A publication called the Jewish Insider reported on August 31, the day the last American troops vacated Afghanistan, that an all-Democrat congressional delegation is on its way to foreign parts, perhaps, some cynics may suppose, to staunch wounds following President Joe Biden’s “successful” – so he says – withdrawal from Afghanistan.
The delegation, which will include Connecticut U.S. Senators Chris Murphy, chairman of the Senate Foreign Relations Subcommittee on Near East, South Asia, Central Asia and Counterterrorism, and Dick Blumenthal, intends to visit Israel, the West Bank and Lebanon.
The West Bank in Israel has been in continuous eruption, owing chiefly to Iranian support of Hamas and Palestinian terrorists and U.S. complacency. Lebanon is, for all practical purposes, an Iran supported terrorist controlled state – just like the now Taliban controlled Afghanistan. And Israel, whose new Prime Minister, Naftali Bennett, recently sat down with Biden for a chat, is now and forever in danger of being pushed into the sea by its enemies.
The Afghan withdrawal has not been an unqualified success, and at least one of the visiting delegates, Blumenthal, has said publicly that he had warned Biden in May, when Biden had announced an inflexible withdrawal date of August 31, that he did not, as reported by Connecticut Commentary, “favor a withdrawal of American troops in Afghanistan until it is certain all Americans have left the sole airbase Biden had not yet surrendered to the Taliban.”
Following his misadventures in Afghanistan, Biden had announced, prior to Bennett’s visit, that he intended to reopen a diplomatic entente with Iran. His entente with the Taliban, a conspicuous failure, ended with the surrender of a fully operational Bagram military airbase, the takeover of the whole of Afghanistan by the Taliban, and the removal of any possibility of on the ground supervision of Taliban pledges that the terrorists will refrain from decapitating the friends of America who remain in Afghanistan, along with American citizens, possible money producing hostages, left behind a Taliban cordon surrounding Kabul Airport.
Bennett advised against deals between America and Iran now in progress, as reported in Connecticut Commentary: “Bennett made clear his opposition to an Iran deal, arguing that Tehran has already advanced in its uranium enrichment and that sanctions relief would give Iran more resources to support Israel’s enemies in the region.”
Nuclear scientists tell us that Iran had all along been making steady progress in the development of a nuclear weapon, previous diplomatic misadventures pursued by the Obama administration having conspicuously failed.
All indications suggest that Biden intends to reanimate former President Barack Obama’s failed domestic and foreign policy misadventures – with one important exception. Obama regarded the American intervention in Afghanistan, 16 years old by the time he left office, as necessary. Afghanistan, he famously said, was “a war of necessity,” while former President George Bush’s war in Iraq was “a war of choice.” In most other respects, Obama’s foreign and domestic policies have been copied and pasted into Biden’s somewhat erratic foreign and domestic policy agendas.
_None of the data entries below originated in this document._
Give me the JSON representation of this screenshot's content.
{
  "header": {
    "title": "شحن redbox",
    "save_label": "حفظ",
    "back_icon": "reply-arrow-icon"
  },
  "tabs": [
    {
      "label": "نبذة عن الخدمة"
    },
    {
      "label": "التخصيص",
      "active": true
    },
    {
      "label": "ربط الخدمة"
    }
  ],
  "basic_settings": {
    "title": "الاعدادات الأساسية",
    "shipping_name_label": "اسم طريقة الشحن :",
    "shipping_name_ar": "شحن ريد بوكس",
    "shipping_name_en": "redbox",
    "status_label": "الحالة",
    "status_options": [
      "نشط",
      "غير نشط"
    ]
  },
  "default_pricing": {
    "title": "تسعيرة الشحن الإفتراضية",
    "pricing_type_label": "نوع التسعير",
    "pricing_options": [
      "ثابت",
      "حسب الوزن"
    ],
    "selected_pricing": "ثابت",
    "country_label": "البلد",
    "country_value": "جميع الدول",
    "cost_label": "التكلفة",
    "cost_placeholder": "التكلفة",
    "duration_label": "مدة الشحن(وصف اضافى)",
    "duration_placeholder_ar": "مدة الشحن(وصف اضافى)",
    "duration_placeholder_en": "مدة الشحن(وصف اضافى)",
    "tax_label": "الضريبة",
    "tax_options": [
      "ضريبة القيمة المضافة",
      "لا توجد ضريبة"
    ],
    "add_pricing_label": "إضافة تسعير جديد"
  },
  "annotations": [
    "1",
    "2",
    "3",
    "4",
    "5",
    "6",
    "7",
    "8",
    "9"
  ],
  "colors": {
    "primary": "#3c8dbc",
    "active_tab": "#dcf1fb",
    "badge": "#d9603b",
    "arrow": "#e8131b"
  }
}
Biden is not a creative President. He has always operated on the assumption that there can be but one consequence of an action he prefers; the notion of unintended consequences is foreign to him. T.S Elliot in The Love Song of J. Alfred Prufrock describes him best: “No! I am not Prince Hamlet, nor was meant to be/ Am an attendant lord, one that will do/ To swell a progress, start a scene or two/ Advise the prince; no doubt, an easy tool,/ Deferential, glad to be of use,/ Politic, cautious, and meticulous;/ Full of high sentence, but a bit obtuse;/ At times, indeed, almost ridiculous—/Almost, at times, the Fool.”
Most derivative politicians align with Elliot’s description. They are in the business of politics; which is to say – they are in the business of convincing other politicians that twice two makes five.
What is the mission of the all-Democrat foreign policy diversion? There are only four possibilities. Either 1) they are sent by Biden to gather useful information for Biden, hence the absence of even a single Republican delegate. This is possible, but such information is better gathered by intelligence services and ambassadors. Or 2) they are being sent with a message from the president. The hidden nature of such messages arouses doubts in those receiving the message. Or 3) mistrustful of the usual propaganda preceding an election campaign, the delegates will gather information useful to some future congressional hearing. Or 4) the sole intent of the secret meetings is to convince ill-informed and therefore credulous voters that the delegates are indispensable to the well-being of the Republic.
Unfortunately for the delegates and Democrats Biden and Speaker of the U.S. House Pelosi and U.S. Senate leader Chuck Schumer, others entirely outside their sphere of influence will determine their political fate and the fate of our dear Republic.